Di sela-sela perbincangan kami, pamanku sempat bergeming sementara waktu dan terlihat berpikir agak keras hingga mampu menjawab pertanyaanku. Hal itu bahkan mungkin terjadi sampai dua atau tiga kali. Seperti tak kulihat kebiasaan yang sangat kukenal dari pamanku selama ini. Biasanya saban ditanya apa-apa, selalu tangkas mengalir kata-kata cerdas dan bermakna dari mulutnya. Demikian pula ketika kami bercengkrama bersama saudara-saudara yang lain, beberapa saat sebelum aku dan pamanku bercakap berdua belaka. Dalam batin aku sempat bertanya-tanya, ada apa dengan pamanku sesungguhnya? Namun aku tak sampai hati melisankan apa yang sejatinya berkecamuk dalam dada.
Memang apa yang menjadi tema dialog kami relatif baru untuk dibagikan dengan pamanku. Aku tengah dalam dilema menghadapi kemungkinan terjadinya kisah cintaku. Sempat tak tahu diriku mesti membicarakan masalahku nan pelik itu dengan siapa.
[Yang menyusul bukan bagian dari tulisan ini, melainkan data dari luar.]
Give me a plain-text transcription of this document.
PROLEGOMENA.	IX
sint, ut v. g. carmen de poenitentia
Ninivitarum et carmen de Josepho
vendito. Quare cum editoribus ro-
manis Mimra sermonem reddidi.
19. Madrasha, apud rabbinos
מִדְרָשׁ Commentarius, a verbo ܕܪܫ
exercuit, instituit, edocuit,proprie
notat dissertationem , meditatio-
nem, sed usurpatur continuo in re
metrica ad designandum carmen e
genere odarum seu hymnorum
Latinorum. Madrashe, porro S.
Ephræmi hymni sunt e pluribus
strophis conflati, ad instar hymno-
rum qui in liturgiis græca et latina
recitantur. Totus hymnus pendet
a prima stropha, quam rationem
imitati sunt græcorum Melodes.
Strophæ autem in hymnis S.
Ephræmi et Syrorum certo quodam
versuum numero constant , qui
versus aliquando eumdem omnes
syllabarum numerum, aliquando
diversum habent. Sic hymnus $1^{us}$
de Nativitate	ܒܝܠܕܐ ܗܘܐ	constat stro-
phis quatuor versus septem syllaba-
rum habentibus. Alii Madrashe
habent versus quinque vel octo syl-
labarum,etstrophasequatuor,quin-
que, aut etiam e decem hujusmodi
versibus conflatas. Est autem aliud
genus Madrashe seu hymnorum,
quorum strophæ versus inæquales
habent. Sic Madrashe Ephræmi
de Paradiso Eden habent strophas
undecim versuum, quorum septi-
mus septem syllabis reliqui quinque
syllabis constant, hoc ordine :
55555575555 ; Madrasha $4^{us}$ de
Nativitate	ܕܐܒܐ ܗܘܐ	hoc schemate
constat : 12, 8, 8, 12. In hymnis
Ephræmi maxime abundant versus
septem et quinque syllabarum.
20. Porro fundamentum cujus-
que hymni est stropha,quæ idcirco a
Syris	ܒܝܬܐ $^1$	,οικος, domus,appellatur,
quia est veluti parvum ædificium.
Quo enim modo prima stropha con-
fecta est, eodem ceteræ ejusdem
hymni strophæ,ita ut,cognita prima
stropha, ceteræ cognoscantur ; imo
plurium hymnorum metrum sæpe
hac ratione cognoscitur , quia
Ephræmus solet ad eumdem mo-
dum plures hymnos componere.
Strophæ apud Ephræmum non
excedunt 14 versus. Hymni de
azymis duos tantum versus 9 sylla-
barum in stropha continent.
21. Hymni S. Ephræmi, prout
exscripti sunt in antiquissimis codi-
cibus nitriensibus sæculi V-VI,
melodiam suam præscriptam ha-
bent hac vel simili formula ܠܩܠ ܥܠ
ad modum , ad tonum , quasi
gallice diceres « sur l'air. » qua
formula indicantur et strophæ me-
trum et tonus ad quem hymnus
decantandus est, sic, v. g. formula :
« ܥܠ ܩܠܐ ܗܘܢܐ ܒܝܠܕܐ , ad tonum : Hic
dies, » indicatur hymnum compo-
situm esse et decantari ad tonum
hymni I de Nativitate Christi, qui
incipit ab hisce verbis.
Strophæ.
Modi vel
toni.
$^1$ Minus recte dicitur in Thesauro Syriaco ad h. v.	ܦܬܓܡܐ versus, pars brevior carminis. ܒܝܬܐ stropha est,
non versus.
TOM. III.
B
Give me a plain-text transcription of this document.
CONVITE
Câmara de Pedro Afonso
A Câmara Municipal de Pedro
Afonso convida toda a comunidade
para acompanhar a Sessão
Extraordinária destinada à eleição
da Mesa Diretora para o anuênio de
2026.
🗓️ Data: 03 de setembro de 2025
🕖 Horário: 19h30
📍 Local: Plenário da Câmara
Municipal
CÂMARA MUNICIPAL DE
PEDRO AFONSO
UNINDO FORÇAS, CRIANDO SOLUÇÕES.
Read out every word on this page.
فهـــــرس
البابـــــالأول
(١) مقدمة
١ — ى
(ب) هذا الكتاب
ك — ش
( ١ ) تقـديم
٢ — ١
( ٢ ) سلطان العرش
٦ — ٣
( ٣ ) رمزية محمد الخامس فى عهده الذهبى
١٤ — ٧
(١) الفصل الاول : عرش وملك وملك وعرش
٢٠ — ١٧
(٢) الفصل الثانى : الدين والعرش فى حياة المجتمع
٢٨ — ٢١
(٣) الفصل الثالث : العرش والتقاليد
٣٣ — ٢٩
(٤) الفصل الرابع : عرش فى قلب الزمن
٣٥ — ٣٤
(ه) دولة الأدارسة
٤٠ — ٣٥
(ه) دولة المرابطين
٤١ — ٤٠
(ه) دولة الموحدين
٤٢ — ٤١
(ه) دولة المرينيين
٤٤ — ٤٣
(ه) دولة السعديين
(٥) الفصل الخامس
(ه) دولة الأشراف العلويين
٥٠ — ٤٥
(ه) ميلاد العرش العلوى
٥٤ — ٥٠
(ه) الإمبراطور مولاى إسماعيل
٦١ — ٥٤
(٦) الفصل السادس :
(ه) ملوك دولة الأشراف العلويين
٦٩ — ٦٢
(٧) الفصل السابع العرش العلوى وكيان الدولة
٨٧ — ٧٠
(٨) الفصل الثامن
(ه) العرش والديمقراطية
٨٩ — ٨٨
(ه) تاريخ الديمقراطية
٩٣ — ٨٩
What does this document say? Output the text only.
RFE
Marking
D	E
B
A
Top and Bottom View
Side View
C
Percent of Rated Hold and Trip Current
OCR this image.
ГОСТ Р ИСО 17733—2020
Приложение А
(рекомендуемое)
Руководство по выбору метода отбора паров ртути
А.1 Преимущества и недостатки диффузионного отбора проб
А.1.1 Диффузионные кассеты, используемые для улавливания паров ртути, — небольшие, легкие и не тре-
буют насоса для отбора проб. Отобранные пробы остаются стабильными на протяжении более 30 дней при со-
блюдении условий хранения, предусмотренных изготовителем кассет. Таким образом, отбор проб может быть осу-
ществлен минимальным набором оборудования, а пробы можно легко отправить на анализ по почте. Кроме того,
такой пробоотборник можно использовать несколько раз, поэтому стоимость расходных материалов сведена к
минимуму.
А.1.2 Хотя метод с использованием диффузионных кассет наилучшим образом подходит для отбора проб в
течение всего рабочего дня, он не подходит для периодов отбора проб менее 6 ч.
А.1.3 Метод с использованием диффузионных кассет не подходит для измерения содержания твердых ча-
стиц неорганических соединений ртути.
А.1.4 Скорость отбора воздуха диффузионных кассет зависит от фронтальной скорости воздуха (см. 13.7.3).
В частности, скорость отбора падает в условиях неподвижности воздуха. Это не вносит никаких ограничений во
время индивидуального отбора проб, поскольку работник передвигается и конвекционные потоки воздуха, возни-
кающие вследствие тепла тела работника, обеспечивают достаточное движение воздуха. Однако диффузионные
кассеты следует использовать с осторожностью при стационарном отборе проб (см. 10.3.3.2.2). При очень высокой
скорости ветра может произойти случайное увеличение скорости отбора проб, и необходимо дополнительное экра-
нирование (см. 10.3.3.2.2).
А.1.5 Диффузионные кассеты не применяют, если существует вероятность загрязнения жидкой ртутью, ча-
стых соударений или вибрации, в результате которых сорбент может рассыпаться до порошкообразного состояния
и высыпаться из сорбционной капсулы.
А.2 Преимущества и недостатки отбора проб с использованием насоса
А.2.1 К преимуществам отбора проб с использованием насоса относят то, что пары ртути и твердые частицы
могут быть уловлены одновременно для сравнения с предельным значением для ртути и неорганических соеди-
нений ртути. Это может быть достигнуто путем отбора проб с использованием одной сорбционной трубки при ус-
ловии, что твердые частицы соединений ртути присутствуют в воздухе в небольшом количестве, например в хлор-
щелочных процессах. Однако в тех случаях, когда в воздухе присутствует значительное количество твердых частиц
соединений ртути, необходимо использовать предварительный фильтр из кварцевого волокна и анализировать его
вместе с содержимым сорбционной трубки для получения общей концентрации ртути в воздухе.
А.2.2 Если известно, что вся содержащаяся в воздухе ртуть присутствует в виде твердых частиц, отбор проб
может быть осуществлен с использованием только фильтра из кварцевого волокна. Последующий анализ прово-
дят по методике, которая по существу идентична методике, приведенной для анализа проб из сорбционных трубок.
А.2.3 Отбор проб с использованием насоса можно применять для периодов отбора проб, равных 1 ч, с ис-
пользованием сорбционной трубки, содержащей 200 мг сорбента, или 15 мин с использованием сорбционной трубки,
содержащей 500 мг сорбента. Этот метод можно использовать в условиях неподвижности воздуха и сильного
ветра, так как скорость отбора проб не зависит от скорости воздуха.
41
Maklumlah, sudah lama tak kumiliki ayah dan ibu. Serta merta terbesit nama pamanku, lalu kebetulan sekali dia menghubungiku, dan mengatakan akan datang ke kotaku. Barangkali kami berdua sebenarnya telah melakukan kontak batin tanpa disadari. Bagaikan gayung bersambut, tak kusia-siakan kesempatan berkonsultasi empat mata dengan adik kandung mendiang ibuku tersebut. Menjadi rada ringan langkahku setelah berbagi beban dengan pamanku dan mendapat sejumlah pandangan guna menyelesaikan masalah asmaraku.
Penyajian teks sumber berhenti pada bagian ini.